Gen-3 Alpha draws attention amid controversy
The Gen-3 Alpha video generation tool, developed by Runway, gained significant attention last month for its ability to generate nearly photorealistic clips. The company stated that the tool was "trained jointly on videos and images," but did not disclose the data source. Despite not confirming the authenticity of the leaked spreadsheet, Runway previously claimed to use "curated, internal datasets" for training.
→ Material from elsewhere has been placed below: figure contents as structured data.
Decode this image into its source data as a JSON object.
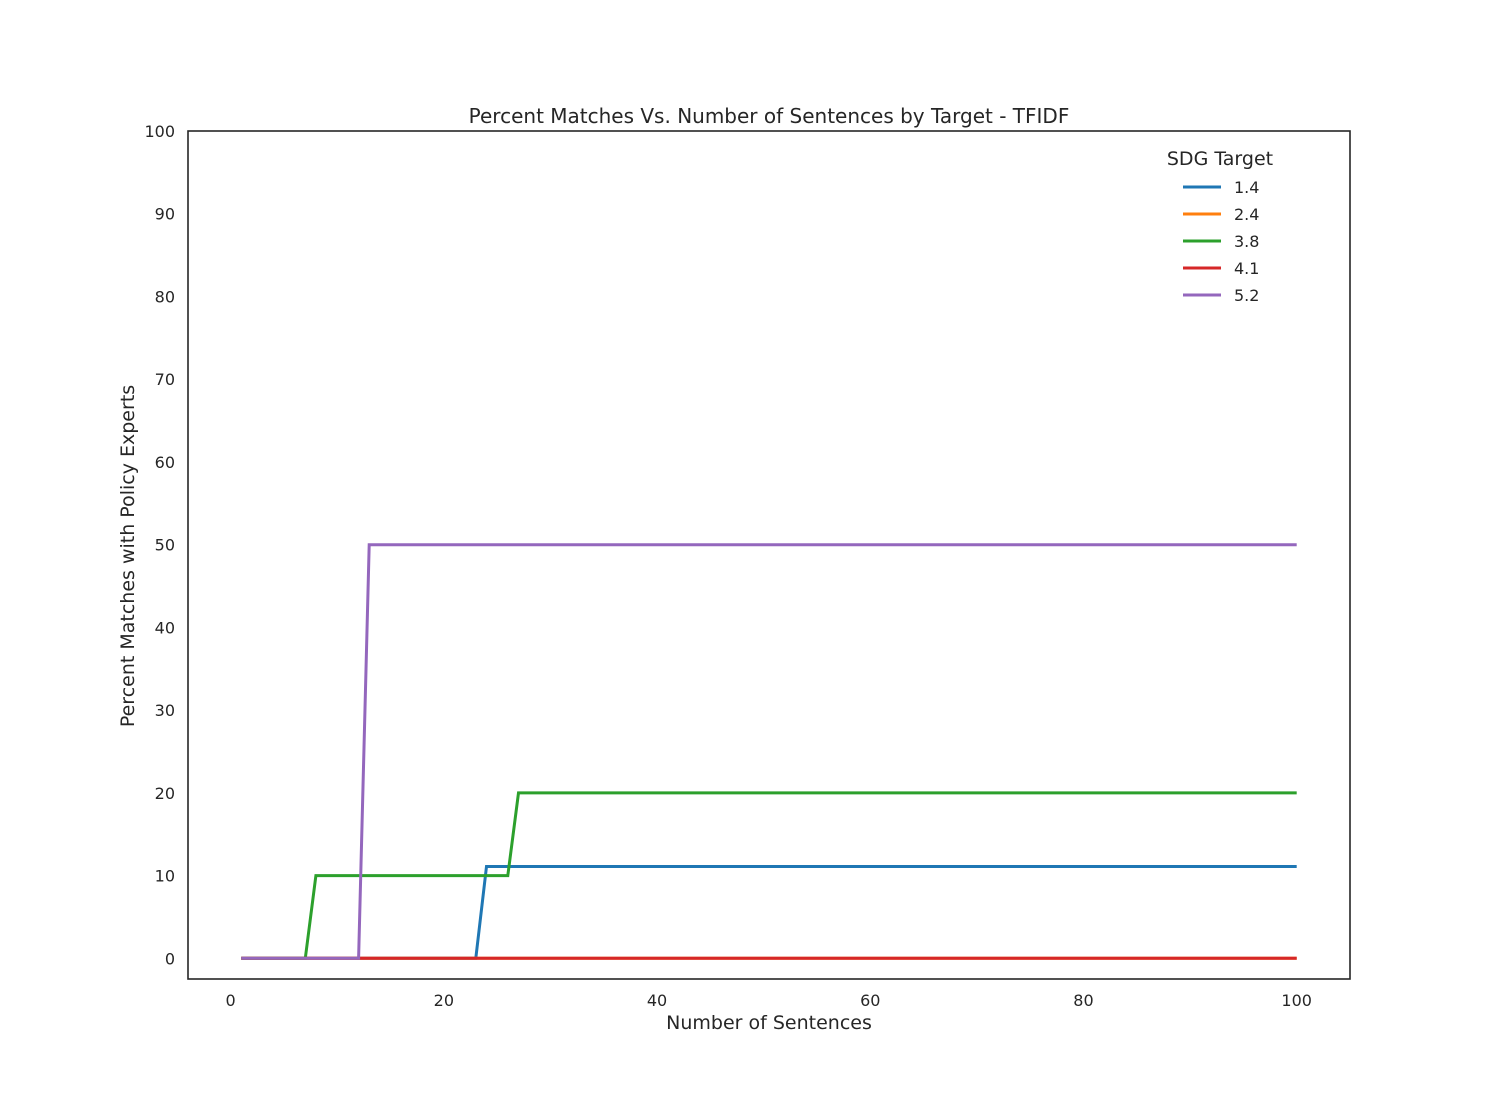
{
  "chart_data": {
    "type": "line",
    "title": "Percent Matches Vs. Number of Sentences by Target - TFIDF",
    "xlabel": "Number of Sentences",
    "ylabel": "Percent Matches with Policy Experts",
    "xlim": [
      -4,
      105
    ],
    "ylim": [
      -2.5,
      100
    ],
    "xticks": [
      0,
      20,
      40,
      60,
      80,
      100
    ],
    "yticks": [
      0,
      10,
      20,
      30,
      40,
      50,
      60,
      70,
      80,
      90,
      100
    ],
    "grid": false,
    "legend": {
      "title": "SDG Target",
      "placement": "top-right"
    },
    "series": [
      {
        "name": "1.4",
        "color": "#1f77b4",
        "x": [
          1,
          23,
          24,
          100
        ],
        "y": [
          0,
          0,
          11.1,
          11.1
        ]
      },
      {
        "name": "2.4",
        "color": "#ff7f0e",
        "x": [
          1,
          100
        ],
        "y": [
          0,
          0
        ]
      },
      {
        "name": "3.8",
        "color": "#2ca02c",
        "x": [
          1,
          7,
          8,
          26,
          27,
          100
        ],
        "y": [
          0,
          0,
          10,
          10,
          20,
          20
        ]
      },
      {
        "name": "4.1",
        "color": "#d62728",
        "x": [
          1,
          100
        ],
        "y": [
          0,
          0
        ]
      },
      {
        "name": "5.2",
        "color": "#9467bd",
        "x": [
          1,
          12,
          13,
          100
        ],
        "y": [
          0,
          0,
          50,
          50
        ]
      }
    ]
  }
}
However, 404 Media managed to create convincing videos of well-known YouTube personalities using this tool.
Alleged use of proxies and massive web crawler
Runway reportedly went to the extent of covering its tracks by using a proxy to avoid being blocked by YouTube. "The channels in that spreadsheet were a company-wide effort to find good quality videos to build the model with," an unnamed former employee told 404 Media. "This was then used as input to a massive web crawler which downloaded all the videos from all those channels, using proxies to avoid getting blocked by Google," the employee added.
Intellectual property concerns in AI training
This isn't the first instance of an AI company facing scrutiny for using copyrighted material without necessary licenses. Earlier this year, OpenAI CTO Mira Murati admitted in a Wall Street Journal interview that she was unsure if training data for the company's upcoming Sora video generator, included videos from Instagram, YouTube, or Facebook. The New York Times later reported that OpenAI had bypassed corporate policies to evade copyright laws, using tools to transcribe YouTube videos for training its AI chatbots.
YouTube CEO warns against violation of platform's terms
YouTube CEO Neal Mohan has cautioned AI companies that using YouTube videos to train AI models would constitute a "clear violation" of the platform's terms of use. The issue of intellectual property infringement remains a significant hurdle in the development of generative AI, particularly with models capable of generating entire videos. Runway, valued at $1.5 billion, raised $141 million in funding last year from investors including YouTube owner Google, NVIDIA, and Salesforce.